Increasing customer expectations to settle transactions at the speed of sharing a message on social media and avoid transaction fees
Merchants’ desire to reduce transaction frauds, receive funds fast, and improve their use of cash flow
Increasing globalization that demands the presence of gateways across countries
Diffusion of advancements in technology that make smartphones, internet, biometrics, and P2P payments, and payments linked with social apps are a convenience for end-users
The growth of m-commerce, which is estimated to account for nearly three-fourths of total e-commerce by 2021
Despite initial hiccups in RTP implementations in major economies, we have witnessed stellar performers such as IBPS (China), IMPS (India), SITRAF (Brazil), SPEI (Mexico), FAST (Singapore), and Faster Payments (UK) that can be the models for new markets.

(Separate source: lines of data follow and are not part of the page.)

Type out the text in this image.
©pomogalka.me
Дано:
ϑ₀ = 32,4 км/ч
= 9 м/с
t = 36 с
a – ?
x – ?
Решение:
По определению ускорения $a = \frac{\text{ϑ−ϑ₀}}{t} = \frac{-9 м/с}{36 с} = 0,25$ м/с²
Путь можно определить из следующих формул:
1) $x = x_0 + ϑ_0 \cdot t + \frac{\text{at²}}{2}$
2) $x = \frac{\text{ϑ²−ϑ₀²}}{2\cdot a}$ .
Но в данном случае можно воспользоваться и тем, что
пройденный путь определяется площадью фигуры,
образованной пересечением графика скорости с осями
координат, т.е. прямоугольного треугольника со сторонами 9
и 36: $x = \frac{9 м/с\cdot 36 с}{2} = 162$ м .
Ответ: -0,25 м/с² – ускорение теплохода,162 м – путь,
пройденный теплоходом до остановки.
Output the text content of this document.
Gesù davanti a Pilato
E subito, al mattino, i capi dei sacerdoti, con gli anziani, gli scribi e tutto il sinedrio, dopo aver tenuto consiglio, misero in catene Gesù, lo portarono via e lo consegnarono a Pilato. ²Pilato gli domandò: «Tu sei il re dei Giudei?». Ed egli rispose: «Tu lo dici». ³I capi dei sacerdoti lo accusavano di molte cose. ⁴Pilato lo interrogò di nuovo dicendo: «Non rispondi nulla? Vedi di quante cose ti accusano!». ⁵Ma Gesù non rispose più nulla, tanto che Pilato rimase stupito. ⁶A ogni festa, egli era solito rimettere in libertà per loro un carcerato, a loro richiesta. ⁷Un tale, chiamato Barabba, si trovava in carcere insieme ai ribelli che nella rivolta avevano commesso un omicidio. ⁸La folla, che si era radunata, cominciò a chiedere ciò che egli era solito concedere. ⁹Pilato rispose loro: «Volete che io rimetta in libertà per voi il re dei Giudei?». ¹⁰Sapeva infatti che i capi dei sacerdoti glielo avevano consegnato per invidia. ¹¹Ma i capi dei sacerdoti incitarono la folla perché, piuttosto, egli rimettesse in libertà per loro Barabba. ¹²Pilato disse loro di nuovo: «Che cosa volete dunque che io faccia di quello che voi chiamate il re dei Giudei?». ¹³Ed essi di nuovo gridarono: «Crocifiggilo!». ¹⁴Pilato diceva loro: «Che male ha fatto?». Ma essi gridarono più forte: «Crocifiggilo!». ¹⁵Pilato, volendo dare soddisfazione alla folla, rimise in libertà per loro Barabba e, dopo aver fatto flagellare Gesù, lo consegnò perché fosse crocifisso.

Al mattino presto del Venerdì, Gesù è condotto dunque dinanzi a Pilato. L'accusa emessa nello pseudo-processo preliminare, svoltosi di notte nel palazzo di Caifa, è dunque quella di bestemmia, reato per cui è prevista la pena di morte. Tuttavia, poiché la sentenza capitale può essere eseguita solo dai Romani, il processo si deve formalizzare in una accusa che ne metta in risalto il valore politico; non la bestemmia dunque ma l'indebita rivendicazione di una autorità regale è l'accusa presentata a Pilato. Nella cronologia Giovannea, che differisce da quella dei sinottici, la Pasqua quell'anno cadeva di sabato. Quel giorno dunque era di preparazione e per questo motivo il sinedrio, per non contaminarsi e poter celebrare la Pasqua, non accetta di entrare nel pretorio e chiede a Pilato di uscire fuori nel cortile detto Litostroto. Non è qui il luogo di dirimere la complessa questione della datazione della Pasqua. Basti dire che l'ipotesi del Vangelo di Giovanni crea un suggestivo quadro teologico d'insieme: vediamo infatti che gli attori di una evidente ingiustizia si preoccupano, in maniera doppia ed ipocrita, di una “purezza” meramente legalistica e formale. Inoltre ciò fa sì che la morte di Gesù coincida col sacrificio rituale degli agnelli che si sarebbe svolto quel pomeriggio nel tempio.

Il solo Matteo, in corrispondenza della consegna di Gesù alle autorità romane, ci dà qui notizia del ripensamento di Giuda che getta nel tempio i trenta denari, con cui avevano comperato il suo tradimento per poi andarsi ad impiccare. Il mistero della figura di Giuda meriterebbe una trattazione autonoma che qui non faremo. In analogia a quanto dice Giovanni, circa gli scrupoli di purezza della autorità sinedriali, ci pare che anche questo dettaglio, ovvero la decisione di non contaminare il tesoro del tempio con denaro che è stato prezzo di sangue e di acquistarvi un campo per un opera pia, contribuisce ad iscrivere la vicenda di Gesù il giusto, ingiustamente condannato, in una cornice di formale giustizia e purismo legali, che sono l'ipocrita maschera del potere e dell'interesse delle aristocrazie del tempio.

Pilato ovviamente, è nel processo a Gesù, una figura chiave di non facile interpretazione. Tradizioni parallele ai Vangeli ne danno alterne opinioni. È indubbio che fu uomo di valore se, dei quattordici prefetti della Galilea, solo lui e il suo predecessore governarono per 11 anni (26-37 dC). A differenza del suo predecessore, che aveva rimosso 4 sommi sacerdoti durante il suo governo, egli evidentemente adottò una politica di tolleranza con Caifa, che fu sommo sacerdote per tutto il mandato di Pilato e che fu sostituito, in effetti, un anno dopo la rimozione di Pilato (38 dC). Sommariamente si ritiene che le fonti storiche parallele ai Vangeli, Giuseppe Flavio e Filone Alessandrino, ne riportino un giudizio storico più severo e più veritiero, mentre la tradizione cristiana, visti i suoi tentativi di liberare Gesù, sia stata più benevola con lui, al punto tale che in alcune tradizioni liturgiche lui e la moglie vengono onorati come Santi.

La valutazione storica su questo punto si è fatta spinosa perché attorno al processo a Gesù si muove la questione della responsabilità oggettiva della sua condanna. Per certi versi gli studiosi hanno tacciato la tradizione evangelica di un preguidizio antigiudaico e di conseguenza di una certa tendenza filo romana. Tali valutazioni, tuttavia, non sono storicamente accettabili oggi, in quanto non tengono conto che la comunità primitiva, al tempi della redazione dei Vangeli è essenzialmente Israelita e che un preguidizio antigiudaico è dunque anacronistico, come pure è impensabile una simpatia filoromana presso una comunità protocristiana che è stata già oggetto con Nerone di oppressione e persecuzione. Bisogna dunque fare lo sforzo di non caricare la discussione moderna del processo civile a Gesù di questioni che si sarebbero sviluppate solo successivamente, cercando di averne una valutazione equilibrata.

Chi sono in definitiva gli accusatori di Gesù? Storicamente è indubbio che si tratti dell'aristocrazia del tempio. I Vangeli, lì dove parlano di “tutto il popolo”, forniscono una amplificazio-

In 2018, India’s IMPS recorded over 1.5 billion transactions at a YoY growth of 52%. For the period of 2013–2017, IMPS was one of the fastest-growing real-time payments systems with a CAGR of 185%. For the same period, the value of IMPS transactions grew at a CAGR of 203% through to $137 billion in 2017.
The UK, a leading FinTech breeding ground, recorded over 2 billion Faster Payment transactions in 2018 at YoY growth of 23%, which was a welcome improvement to the cumulative growth rate for 2013–2017. For the period of 2013–2017, Faster Payments grew at CAGR of 14%. China’s IBPS remained the biggest gun with ~8.5 billion transactions in 2017 and grew at CAGR of 105% during 2013–2017. India’s UPI, which is based on the IMPS system, recorded 790% in YoY growth in 2017–2018 and clocked over 3.7 billion transactions in 2018.
China’s IBPS and India’s UPI model (based on IMPS system) are two of the most successful systems where the state (or consortium of banks) has built a universal infrastructure that powers payments across both sides of the industry – banks and compliant third-parties. Both payment systems are highly successful because they allow participation from non-banking entities as well. On the other hand, the US flaunts its huge payments ecosystem including tech wallets, network wallets, bank wallets, FinTechs, and multiple merchant wallets but suffers from fragmentation coupled with lack of interoperability.
The transaction volume of UPI + IMPS increased from 1.4 billion in 2017 to 5.2 billion in 2018. The fifth annual ‘Flavors of Fast Report 2018’ (by FIS) recognized IMPS as the top RTP system in the world on the basis of system’s standards, published API, and participation from third-party vendors. IMPS was followed by Singapore’s FAST, Australia’s recently launched NPP, Denmark’s NEST, Poland’s ELIXIR, and Finland’s Siirto. It would be interesting to see how some of the new systems from the US, Australia, Hong Kong, and others pick up the momentum in the next couple of years and perform against their peers.